6. Other soil bacteria convert nitrates into nitrogen gas in a process called denitrification.
7. By this process nitrogen is released into the atmosphere again.
The Phosphorus Cycle
¨ Phosphorus is important to living organisms because it forms part
of DNA and RNA.
¨ It is not very common in the biosphere and remains mostly on land
in rock and soil minerals, and in ocean sediments.
¨ Phosphorus exists in the form of inorganic phosphate and as the
rocks wear down, phosphate washes into rivers and streams where it dissolves and then eventually makes it way to the oceans.
¨ How does this cycle work?
1. The phosphate that stays on land cycles between
organisms and the soil.
2. Plants absorb phosphate from the soil or from water and bind the phosphate into organic
compounds.
3. Organic phosphate moves through the food web, from producers to consumers, and to the rest
of the ecosystem.
Nutrient Limitation
¨ Primary productivity is the rate at which organic matter is created by producers.
¨ The amount of available nutrients controls the primary productivity
of an ecosystem.
¨ If a nutrient is in short supply, it will limit an organism’s
growth.
¨ A limiting nutrient is a single nutrient that is scarce or cycles very slowly.
¨ Farmers apply fertilizers to their crops to boost their productivity.

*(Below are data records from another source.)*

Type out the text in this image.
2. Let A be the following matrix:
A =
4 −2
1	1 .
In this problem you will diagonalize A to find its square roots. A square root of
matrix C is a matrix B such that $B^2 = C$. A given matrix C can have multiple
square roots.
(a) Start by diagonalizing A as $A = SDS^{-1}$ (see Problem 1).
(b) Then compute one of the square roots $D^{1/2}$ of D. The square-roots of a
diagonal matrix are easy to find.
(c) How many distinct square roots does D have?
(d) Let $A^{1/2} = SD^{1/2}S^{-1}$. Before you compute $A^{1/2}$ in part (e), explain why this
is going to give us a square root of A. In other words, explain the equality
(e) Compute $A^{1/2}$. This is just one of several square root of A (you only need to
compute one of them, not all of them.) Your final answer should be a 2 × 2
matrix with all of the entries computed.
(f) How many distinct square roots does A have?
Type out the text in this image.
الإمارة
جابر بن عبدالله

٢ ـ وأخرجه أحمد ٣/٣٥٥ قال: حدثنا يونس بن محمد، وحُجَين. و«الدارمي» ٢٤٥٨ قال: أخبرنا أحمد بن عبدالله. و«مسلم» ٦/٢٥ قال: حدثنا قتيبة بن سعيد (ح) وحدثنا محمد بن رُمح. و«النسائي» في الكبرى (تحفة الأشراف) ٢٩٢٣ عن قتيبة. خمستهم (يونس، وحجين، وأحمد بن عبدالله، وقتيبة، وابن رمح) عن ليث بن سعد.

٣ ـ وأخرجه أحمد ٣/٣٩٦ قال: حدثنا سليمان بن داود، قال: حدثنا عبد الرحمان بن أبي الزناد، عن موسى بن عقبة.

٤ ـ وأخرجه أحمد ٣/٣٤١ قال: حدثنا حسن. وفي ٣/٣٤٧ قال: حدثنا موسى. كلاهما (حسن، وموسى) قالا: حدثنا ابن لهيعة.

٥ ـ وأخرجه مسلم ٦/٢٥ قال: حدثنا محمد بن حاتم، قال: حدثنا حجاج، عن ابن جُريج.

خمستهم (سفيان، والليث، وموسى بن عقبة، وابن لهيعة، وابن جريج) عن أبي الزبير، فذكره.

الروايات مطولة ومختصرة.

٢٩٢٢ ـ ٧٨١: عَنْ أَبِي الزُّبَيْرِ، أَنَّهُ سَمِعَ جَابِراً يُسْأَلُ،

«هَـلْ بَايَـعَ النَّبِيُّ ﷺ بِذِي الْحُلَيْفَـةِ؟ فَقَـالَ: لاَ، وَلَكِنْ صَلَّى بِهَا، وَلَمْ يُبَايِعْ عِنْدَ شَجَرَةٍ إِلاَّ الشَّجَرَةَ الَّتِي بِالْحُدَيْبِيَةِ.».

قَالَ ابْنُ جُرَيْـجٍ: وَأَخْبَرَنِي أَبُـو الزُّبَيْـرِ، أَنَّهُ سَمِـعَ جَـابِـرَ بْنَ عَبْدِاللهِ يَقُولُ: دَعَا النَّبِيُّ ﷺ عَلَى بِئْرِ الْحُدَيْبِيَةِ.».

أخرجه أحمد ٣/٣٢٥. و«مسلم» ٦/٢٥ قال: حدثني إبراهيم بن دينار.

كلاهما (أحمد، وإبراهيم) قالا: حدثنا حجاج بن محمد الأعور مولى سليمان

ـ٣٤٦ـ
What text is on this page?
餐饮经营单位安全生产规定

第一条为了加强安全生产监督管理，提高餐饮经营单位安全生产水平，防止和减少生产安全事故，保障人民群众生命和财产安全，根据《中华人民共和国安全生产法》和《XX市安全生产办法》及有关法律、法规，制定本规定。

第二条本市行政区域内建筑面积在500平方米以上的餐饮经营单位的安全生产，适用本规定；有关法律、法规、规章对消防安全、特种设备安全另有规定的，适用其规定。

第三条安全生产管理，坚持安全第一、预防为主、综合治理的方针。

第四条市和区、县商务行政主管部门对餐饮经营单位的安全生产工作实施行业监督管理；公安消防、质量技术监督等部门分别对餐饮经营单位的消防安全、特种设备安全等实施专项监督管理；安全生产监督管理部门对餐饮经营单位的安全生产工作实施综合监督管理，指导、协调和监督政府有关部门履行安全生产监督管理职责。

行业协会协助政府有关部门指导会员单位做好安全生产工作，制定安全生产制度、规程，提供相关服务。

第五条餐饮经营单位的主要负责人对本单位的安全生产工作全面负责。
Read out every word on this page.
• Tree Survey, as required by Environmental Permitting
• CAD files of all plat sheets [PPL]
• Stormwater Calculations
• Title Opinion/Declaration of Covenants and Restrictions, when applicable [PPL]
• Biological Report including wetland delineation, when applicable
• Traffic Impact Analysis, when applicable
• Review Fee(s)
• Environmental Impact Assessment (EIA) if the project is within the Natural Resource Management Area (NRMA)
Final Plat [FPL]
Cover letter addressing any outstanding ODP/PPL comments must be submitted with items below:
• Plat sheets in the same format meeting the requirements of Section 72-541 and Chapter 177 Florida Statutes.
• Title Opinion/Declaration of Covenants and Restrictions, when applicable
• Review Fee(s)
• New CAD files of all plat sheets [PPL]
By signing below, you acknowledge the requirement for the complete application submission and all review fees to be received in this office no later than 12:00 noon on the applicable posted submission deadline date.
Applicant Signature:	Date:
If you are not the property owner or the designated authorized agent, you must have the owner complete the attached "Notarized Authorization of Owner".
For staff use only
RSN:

¨ Fertilizers contain three important nutrients:
Ø nitrogen
Ø phosphorus
Ø potassium
¨ These nutrients help plants grow larger and more quickly.
¨ Areas where limiting nutrient occur:
v open oceans – nitrogen
v oceans – iron and silica
v streams, lakes and freshwater environments – phosphorus
¨ When an aquatic system receives a large amount of a limiting factor
– runoff from a heavily fertilized field – an immediate increase in the amount of algae and other producers occurs
resulting in an algal
bloom.
¨ The producers grow and reproduce quickly and if there are not enough
consumers to eat the excess algae, the surface of the water may become covered with algae.